Ethereum Plasma Explained
The Ethereum blockchain faces a major scalability issue, hindering its adoption on a global scale due to limitations in speed and capacity. In August 2017, Ethereum co-founder Vitalik Buterin and Joseph Poon proposed the Ethereum Plasma as a solution to this issue. The Plasma concept is a scaling technique for the Ethereum blockchain, similar to the Lightning Network proposed for Bitcoin in 2015 by Joseph Poon and Thaddeus Dryja. However, each has its own mechanisms and particularities. Keep in mind that Plasma is not a project, but an off-chain scaling technique or framework for building scalable applications. Different research groups or companies can implement it in various ways.
How Does Plasma Work?
A framework of secondary chains is the core concept behind the Ethereum Plasma. The aim is to limit the interaction between the secondary chains and the main Ethereum chain as much as possible. To achieve this, the Plasma framework will be set up as a blockchain tree, with smaller chains built on top of the main one, known as Plasma chains or child chains. It is important to note that Plasma chains are different from sidechains.
Smart contracts and Merkle trees are used to construct the Plasma structure, making it possible to create an infinite number of child chains. Each child chain is a miniature version of the Ethereum blockchain.

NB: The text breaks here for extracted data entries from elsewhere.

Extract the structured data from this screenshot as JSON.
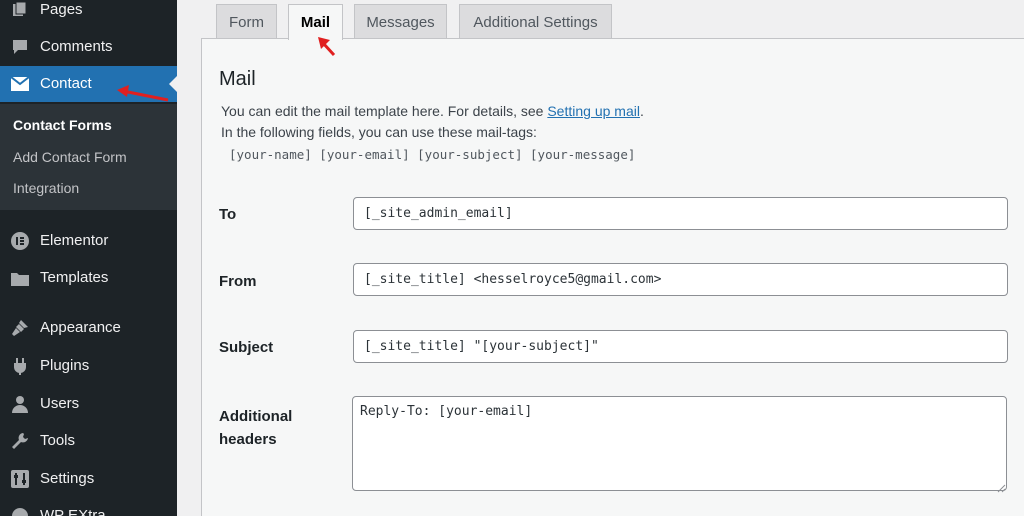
{
  "sidebar": {
    "items": [
      {
        "label": "Pages",
        "icon": "pages-icon"
      },
      {
        "label": "Comments",
        "icon": "comments-icon"
      },
      {
        "label": "Contact",
        "icon": "mail-icon"
      },
      {
        "label": "Elementor",
        "icon": "elementor-icon"
      },
      {
        "label": "Templates",
        "icon": "folder-icon"
      },
      {
        "label": "Appearance",
        "icon": "brush-icon"
      },
      {
        "label": "Plugins",
        "icon": "plug-icon"
      },
      {
        "label": "Users",
        "icon": "user-icon"
      },
      {
        "label": "Tools",
        "icon": "wrench-icon"
      },
      {
        "label": "Settings",
        "icon": "settings-icon"
      },
      {
        "label": "WP EXtra",
        "icon": "extra-icon"
      }
    ],
    "submenu": [
      {
        "label": "Contact Forms",
        "current": true
      },
      {
        "label": "Add Contact Form",
        "current": false
      },
      {
        "label": "Integration",
        "current": false
      }
    ]
  },
  "tabs": [
    "Form",
    "Mail",
    "Messages",
    "Additional Settings"
  ],
  "active_tab": "Mail",
  "mail": {
    "heading": "Mail",
    "desc_prefix": "You can edit the mail template here. For details, see ",
    "desc_link": "Setting up mail",
    "desc_suffix": ".",
    "desc_line2": "In the following fields, you can use these mail-tags:",
    "mail_tags": "[your-name] [your-email] [your-subject] [your-message]"
  },
  "fields": {
    "to": {
      "label": "To",
      "value": "[_site_admin_email]"
    },
    "from": {
      "label": "From",
      "value": "[_site_title] <hesselroyce5@gmail.com>"
    },
    "subject": {
      "label": "Subject",
      "value": "[_site_title] \"[your-subject]\""
    },
    "additional_headers": {
      "label_line1": "Additional",
      "label_line2": "headers",
      "value": "Reply-To: [your-email]"
    }
  },
  "colors": {
    "sidebar_bg": "#1d2327",
    "accent": "#2271b1",
    "annotation_arrow": "#e02020"
  }
}
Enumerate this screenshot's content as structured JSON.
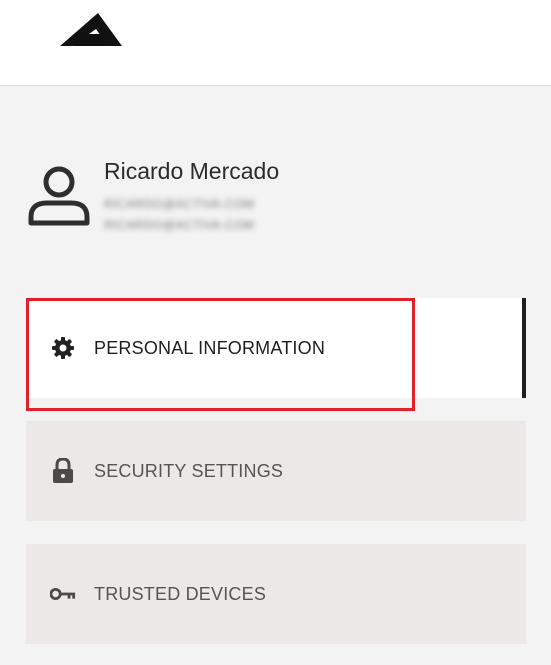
{
  "user": {
    "name": "Ricardo Mercado",
    "email_primary": "RICARDO@ACTIVA.COM",
    "email_secondary": "RICARDO@ACTIVA.COM"
  },
  "nav": {
    "items": [
      {
        "label": "PERSONAL INFORMATION",
        "icon": "gear-icon",
        "active": true
      },
      {
        "label": "SECURITY SETTINGS",
        "icon": "lock-icon",
        "active": false
      },
      {
        "label": "TRUSTED DEVICES",
        "icon": "key-icon",
        "active": false
      }
    ]
  },
  "colors": {
    "highlight": "#e0202a",
    "inactive_bg": "#ece8e7",
    "active_bg": "#ffffff",
    "active_indicator": "#1f1f1f"
  }
}
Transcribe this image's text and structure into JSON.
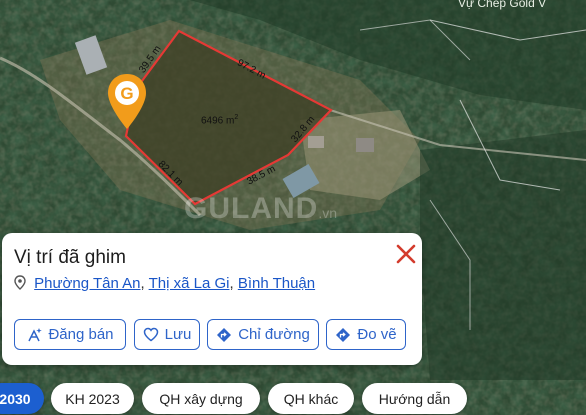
{
  "map": {
    "top_label": "Vự Chép Gold V",
    "watermark": "GULAND",
    "watermark_suffix": ".vn",
    "area_value": "6496 m",
    "area_unit_sup": "2",
    "dimensions": [
      "39.5 m",
      "97.2 m",
      "32.8 m",
      "38.5 m",
      "82.1 m"
    ],
    "pin_letter": "G"
  },
  "card": {
    "title": "Vị trí đã ghim",
    "address": {
      "ward": "Phường Tân An",
      "town": "Thị xã La Gi",
      "province": "Bình Thuận",
      "separator": ","
    },
    "buttons": {
      "post": "Đăng bán",
      "save": "Lưu",
      "directions": "Chỉ đường",
      "measure": "Đo vẽ"
    }
  },
  "chips": [
    "2030",
    "KH 2023",
    "QH xây dựng",
    "QH khác",
    "Hướng dẫn"
  ],
  "colors": {
    "accent": "#1c5fd0",
    "parcel_border": "#e53935",
    "pin": "#f29c1b",
    "close": "#d33b2c"
  }
}
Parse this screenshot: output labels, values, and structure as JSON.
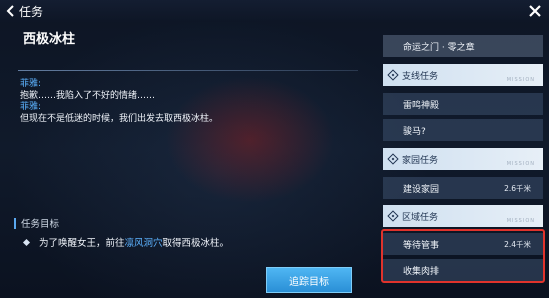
{
  "header": {
    "title": "任务"
  },
  "quest": {
    "title": "西极冰柱",
    "dialog": [
      {
        "speaker": "菲雅:",
        "text": "抱歉……我陷入了不好的情绪……"
      },
      {
        "speaker": "菲雅:",
        "text": "但现在不是低迷的时候，我们出发去取西极冰柱。"
      }
    ],
    "goal_heading": "任务目标",
    "goal": {
      "before": "为了唤醒女王，前往",
      "place": "凛风洞穴",
      "after": "取得西极冰柱。"
    },
    "track_button": "追踪目标"
  },
  "quest_list": {
    "chapter": "命运之门 · 零之章",
    "sections": [
      {
        "title": "支线任务",
        "watermark": "MISSION",
        "items": [
          {
            "name": "雷鸣神殿",
            "distance": ""
          },
          {
            "name": "骏马?",
            "distance": ""
          }
        ]
      },
      {
        "title": "家园任务",
        "watermark": "MISSION",
        "items": [
          {
            "name": "建设家园",
            "distance": "2.6千米"
          }
        ]
      },
      {
        "title": "区域任务",
        "watermark": "MISSION",
        "items": [
          {
            "name": "等待管事",
            "distance": "2.4千米"
          },
          {
            "name": "收集肉排",
            "distance": ""
          }
        ]
      }
    ]
  },
  "colors": {
    "accent_blue": "#5db3ff",
    "button": "#3aa2e6",
    "highlight": "#e0332c"
  },
  "icons": {
    "back": "back-arrow-icon",
    "close": "close-icon",
    "section": "section-diamond-icon",
    "goal": "goal-diamond-icon"
  }
}
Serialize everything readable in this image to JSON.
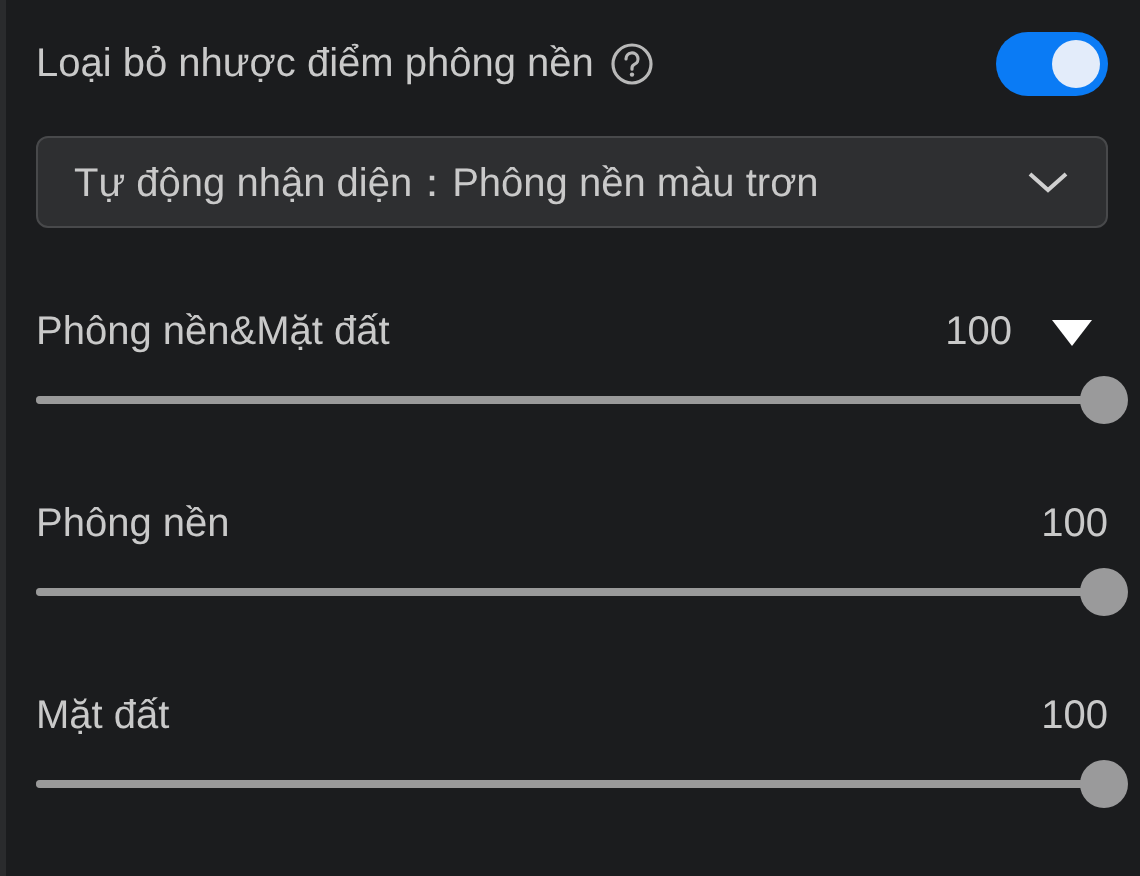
{
  "header": {
    "title": "Loại bỏ nhược điểm phông nền",
    "on": true
  },
  "mode_select": {
    "value": "Tự động nhận diện：Phông nền màu trơn"
  },
  "sliders": [
    {
      "kind": "group",
      "label": "Phông nền&Mặt đất",
      "reading": "100",
      "level": 1
    },
    {
      "kind": "plain",
      "label": "Phông nền",
      "reading": "100",
      "level": 1
    },
    {
      "kind": "plain",
      "label": "Mặt đất",
      "reading": "100",
      "level": 1
    }
  ]
}
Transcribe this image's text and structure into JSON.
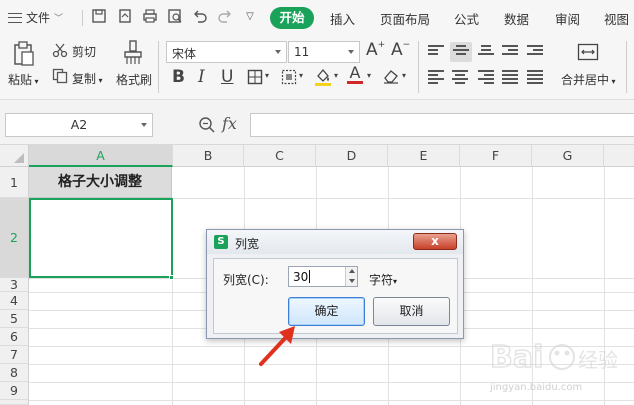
{
  "menubar": {
    "file_label": "文件",
    "tabs": [
      "开始",
      "插入",
      "页面布局",
      "公式",
      "数据",
      "审阅",
      "视图"
    ]
  },
  "ribbon": {
    "paste": "粘贴",
    "cut": "剪切",
    "copy": "复制",
    "format_painter": "格式刷",
    "font_name": "宋体",
    "font_size": "11",
    "merge_center": "合并居中"
  },
  "formula_bar": {
    "name_box": "A2",
    "fx": "fx",
    "formula": ""
  },
  "sheet": {
    "columns": [
      "A",
      "B",
      "C",
      "D",
      "E",
      "F",
      "G"
    ],
    "rows": [
      "1",
      "2",
      "3",
      "4",
      "5",
      "6",
      "7",
      "8",
      "9"
    ],
    "a1_value": "格子大小调整",
    "selected_cell": "A2"
  },
  "dialog": {
    "title": "列宽",
    "logo": "S",
    "close": "x",
    "field_label": "列宽(C):",
    "field_value": "30",
    "unit": "字符",
    "ok": "确定",
    "cancel": "取消"
  },
  "colors": {
    "accent": "#1aa25a",
    "annotation_arrow": "#e0301e"
  },
  "watermark": {
    "text": "jingyan.baidu.com"
  }
}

Multiple chains can be built on top of each child chain, creating a tree-like structure.
In essence, every Plasma child chain is a customizable smart contract that operates independently, tailored to different requirements. This implies that the chains can coexist and serve unique purposes. Ultimately, Plasma will enable businesses and organizations to implement various scalable solutions based on their context and needs.
If Plasma is successfully integrated into the Ethereum network, the main chain will be less prone to congestion since each child chain is tailored to work towards specific goals, which may not be linked to the main chain's objectives. Consequently, child chains will relieve the main chain's workload.
The root chain is responsible for securing the communication between the child chains and itself by employing fraud proofs to punish any malicious actors. Each child chain operates independently with its own mechanisms for validating blocks and a particular fraud-proof implementation. These fraud-proof implementations can be built on top of different consensus algorithms such as Proof of Work, Proof of Stake, and Proof of Authority.
The purpose of fraud proofs is to allow users to report dishonest nodes in the event of malicious activity. Users can then protect their funds and exit the transaction, which involves interaction with the main chain. In essence, fraud proofs serve as a mechanism for a Plasma child chain to file a complaint with its parent chain or the root chain in case of any fraudulent behavior.
One interesting application presented in the Plasma whitepaper is the use of MapReduce computations. These computations are a set of functions that are useful in computing and organizing data across multiple databases. In the case of Plasma, these databases are blockchains, and the tree-like structure of the chains allows for the application of MapReduce. This enables the verification of data within the tree of chains and greatly increases the network's efficiency.
Mass Exit Problem
The possibility of a Mass Exit problem is one of the main concerns associated with the implementation of Plasma. This problem occurs when many users simultaneously attempt to exit their Plasma chain, causing congestion on the root chain. There are various reasons why such a situation could occur, ranging from fraudulent activity to network attacks or other critical failures that may arise in a single Plasma child chain or group of chains.
Plasma is a solution that aims to enhance the performance of Ethereum by creating a tree-like structure of smaller chains. This would reduce the load on the main chain, enabling it to handle more transactions per second. Many research groups are currently testing this hierarchical model of linked blockchains. With proper development, Plasma could improve the efficiency of Ethereum and provide a better framework for decentralized applications. Additionally, this idea may be implemented by other cryptocurrencies to avoid scalability problems.